Site-Specific Beam Alignment without Explicit Channel Knowledge via Deep Learning
beam alignment from noisy beam-sweeping measurements without explicit channel estimation.
Abstract
In this paper, we address the challenge of efficient beam alignment in wireless communications. Although recent studies demonstrate that deep learning-based methods can significantly accelerate site-specific beam alignment by leveraging propagation channel data between the base station (BS) and potential user locations, such datasets are impractical to acquire via exhaustive channel estimation and excessively time-consuming when using ray-tracing simulations. To overcome these limitations, we propose an innovative beam alignment framework that utilizes only noisy beam sweeping measurements, avoiding explicit channel estimation altogether. Our method involves training a model directly with these practically obtainable, noisy measurements, thus bypassing costly and impractical data acquisition processes. Specifically, the proposed approach constructs a dataset from beam sweeping measurements, enabling effective site-specific optimization without explicit knowledge of channel information. Simulation results confirm that our framework achieves beam alignment accuracy and speed comparable to state-of-the-art methods trained on perfect explicit channel datasets, demonstrating remarkable robustness even under significantly noisy measurements.
Why This Matters
Beam alignment gains often come from exploiting local propagation structure, but the price is environment-specific data collection. In many papers, that dataset is created with tools or labels that are far cleaner than what a real system can actually observe. This work closes that gap by building the learning pipeline around measurements that a beam-management system can realistically obtain.
That makes the contribution mainly about supervision design. The model is important, but the more important point is that practical supervision can be enough if the training target and dataset construction are chosen correctly.
What This Paper Does
Instead of building a supervised pipeline around ideal channel state information, the paper constructs the dataset from noisy sweeping responses. The method therefore reduces the cost of site adaptation while preserving the advantages of site-aware learning. That is a more realistic path to deployment than relying on exhaustive channel acquisition or ray-tracing labels.

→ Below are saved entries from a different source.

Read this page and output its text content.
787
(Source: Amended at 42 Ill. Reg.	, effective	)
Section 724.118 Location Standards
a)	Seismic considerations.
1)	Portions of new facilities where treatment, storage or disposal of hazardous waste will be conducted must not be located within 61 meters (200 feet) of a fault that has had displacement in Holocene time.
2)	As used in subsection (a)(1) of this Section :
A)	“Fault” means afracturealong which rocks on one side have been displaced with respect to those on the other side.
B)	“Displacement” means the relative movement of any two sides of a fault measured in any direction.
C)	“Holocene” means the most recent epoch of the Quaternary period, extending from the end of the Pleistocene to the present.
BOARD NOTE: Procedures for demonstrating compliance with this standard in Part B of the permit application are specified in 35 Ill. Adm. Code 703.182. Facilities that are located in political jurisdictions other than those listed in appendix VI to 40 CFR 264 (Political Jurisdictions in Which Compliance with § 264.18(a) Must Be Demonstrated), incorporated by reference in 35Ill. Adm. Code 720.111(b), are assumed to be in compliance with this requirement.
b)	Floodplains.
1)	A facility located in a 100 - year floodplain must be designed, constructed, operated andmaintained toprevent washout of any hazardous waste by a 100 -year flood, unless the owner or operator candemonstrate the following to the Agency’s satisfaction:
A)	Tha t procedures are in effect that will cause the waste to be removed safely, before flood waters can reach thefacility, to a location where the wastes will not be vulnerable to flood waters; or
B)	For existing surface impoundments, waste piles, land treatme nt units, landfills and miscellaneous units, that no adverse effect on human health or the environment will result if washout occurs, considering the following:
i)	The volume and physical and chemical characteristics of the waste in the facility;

The result is a beam alignment framework that remains grounded in the actual measurement pipeline rather than in an idealized offline labeling workflow.
Learned Probing Beam Patterns
The learned probing codebook is not just a smaller subset of conventional DFT beams. It adapts its angular coverage to the site. In the mostly LOS Rosslyn environment, the learned probing beams are distributed more broadly, while in the DeepMIMO O1_28B environment they concentrate energy toward useful reflected paths and UE regions.
Achieved SNR With Low Overhead
The practical metric is achieved downlink SNR after beam selection, not only whether the exact noiseless best-beam index is predicted. With top-$k$ refinement, the proposed method can recover most of the exhaustive-search SNR while probing far fewer beams.
Robustness to Measurement Noise
The method is trained and deployed with noisy power measurements. The SNR curves show that learned probing remains competitive across measurement-noise levels, especially in the NLOS DeepMIMO setting where naive exhaustive power selection can be corrupted by measurement noise.
Key Results
- The learned probing beams adapt to the deployment site, forming broad coverage in LOS-heavy Rosslyn and multi-lobe NLOS-aware patterns in DeepMIMO O1_28B.
- The proposed method approaches exhaustive-search SNR using far fewer probing beams, especially when a small top-$k$ refinement is allowed.
- In DeepMIMO O1_28B, the method can match noisy exhaustive search with 8 probing beams for $k=3$ or 14 probing beams for $k=1$.
- The remaining SNR gap to CSI-aided joint beam learning is modest, about 2 dB in Rosslyn and about 1 dB in DeepMIMO O1_28B.
- The framework stays practical because training uses noisy narrow-beam power measurements instead of explicit CSI or ray-tracing labels.